A Multidisciplinary Approach

Specially trained nurse care managers had been hired to work with physicians and other members of the multidisciplinary care team. Dr. Pelz immediately recognized that she could utilize this program to care for Olivia beyond solely encounters in the clinic or hospital. The care managers could help coordinate all available resources to manage chronically ill patients, including specialists, ancillary providers like educators, dieticians, pharmacists, and community support resources. This multidisciplinary care team approach would allow her to broaden the support that patients like Olivia received and more easily engage both patients and their families in their care.

As she reviewed her list of “at-risk” patients, Dr. Pelz saw a common theme. Like Olivia, most of them were non-compliant with medications or diet. Several factors influence medication and dietary compliance in older adults, including unclear instructions, inadequate education, medication cost or side effects, lack of patient and family involvement in the treatment plan, and the complexity of the dosing regimen.

In 2003, the FDA highlighted a study that demonstrated between 40 percent and 75 percent of older people do not take their medications at the right time or in the right amount because of complicating factors, such as the number of medications prescribed and the number of providers seen for multiple health problems, as well as other physical and cognitive challenges.  Lack of understanding of their illnesses and the role medicines play in their long-term management can also lead to medication non-adherence. In Olivia’s case, several of these factors were in play.
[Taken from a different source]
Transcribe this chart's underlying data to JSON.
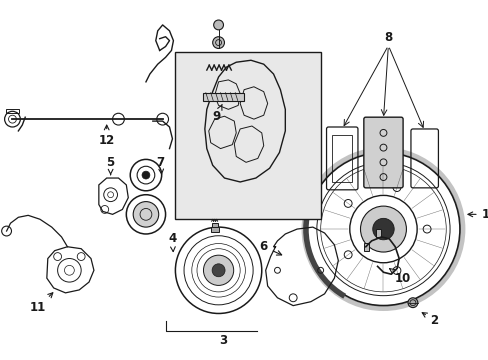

Working with the care managers, Dr. Pelz launched a plan to improve medication and dietary adherence for Olivia and other patients like her. The care manager established a supportive and trusting relationship with her chronically ill patients. Whenever possible, generic medications were used to control costs, medication regimens were tailored to each patient’s daily routine, and clear, written instructions on how to take the medications were provided. Qualifying patients who were not enrolled in Medicare Part D were entered the program to help them address drug cost challenges. Reminder strategies tailored to each individual patient, like pill organizers, calendars, and phone reminders, were introduced. Each patient was educated regarding what to expect, including how the mediation works, the goals of treatment, and how to monitor effectiveness. Dieticians provided education on the appropriate diet. Family members and support groups provided social support. With these measures, Dr. Pelz was pleased to see most of the at-risk patients in her panel improve over the next six to nine months.

Care Management Improves Population Health, One Patient at a Time

It was clear that the comprehensive care management program was having a significant impact and improving care for Dr. Pelz’s chronic disease patients. In short, the program made it far easier for her to coordinate care for her patients and improve their lives. She could be the best she could be in service to her patients—the reason she went into medicine in the first place. Importantly, compliance with MACRA became a byproduct of the improved care the care team was providing.

A comprehensive care management program can improve population health, one patient at a time, while also facilitating the spread of best practice throughout a population of patients.